NSW Introduces Tenancy Law Reform To Help Domestic Abuse Victims

NSW Introduces Tenancy Law Reform To Help Domestic Abuse Victims

New Tenancy Laws come into effect in New South Wales as of today allowing victims of domestic abuse to end their lease straight away and without financial penalties. It also allows medical professionals to declare that tenants or their children are victims of domestic violence.

Under the law changes, tenants who provide a domestic violence termination notice along with one of several forms of evidence, now including a declaration by a medical practitioner will not have to pay any remaining rent or other fees that often go along with ending a lease early.

[jwplayer 8O6X9afP]

To protect the privacy of victims, details of the domestic violence termination notice are not allowed to be disclosed by anyone who receives it, including landlords not being able to put the tenant on any sort of list or database for ending their lease early.

There are also measures in place to protect any remaining co-tenants who weren’t the perpetrators of violence, such as having a two week grace period to continue paying only their usual share of the rent. You can read the full details here.

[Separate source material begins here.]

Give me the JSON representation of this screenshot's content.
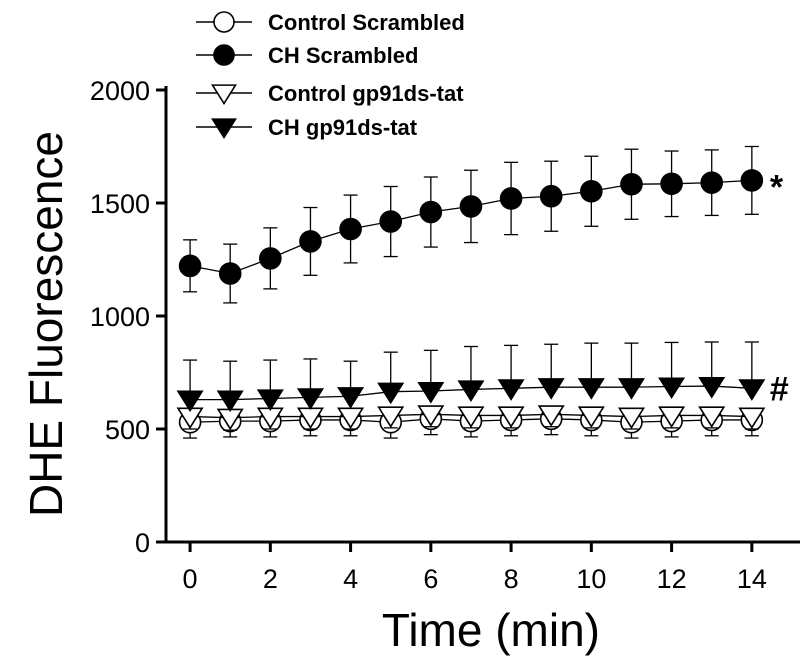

It’s a change that was desperately needed, and still is in the rest of Australia. According to a 2016 report by the federal Department of Social Services, in that year alone over 1 million women had to deal with violence, emotional abuse, and stalking. The cost of this violence against women and their kids was $22 billion in 2015 to 2016, $11.3 billion of which had to be covered by the victims themselves.

Until now New South Wales held the same laws as all states and territories in Australia, besides Western Australia, which required a domestic abuse victim to go through the process of applying to a tribunal or court for an order before they could end a lease early. Western Australia previously had no regulations but proposed similar changes to these new NSW ones in late 2017.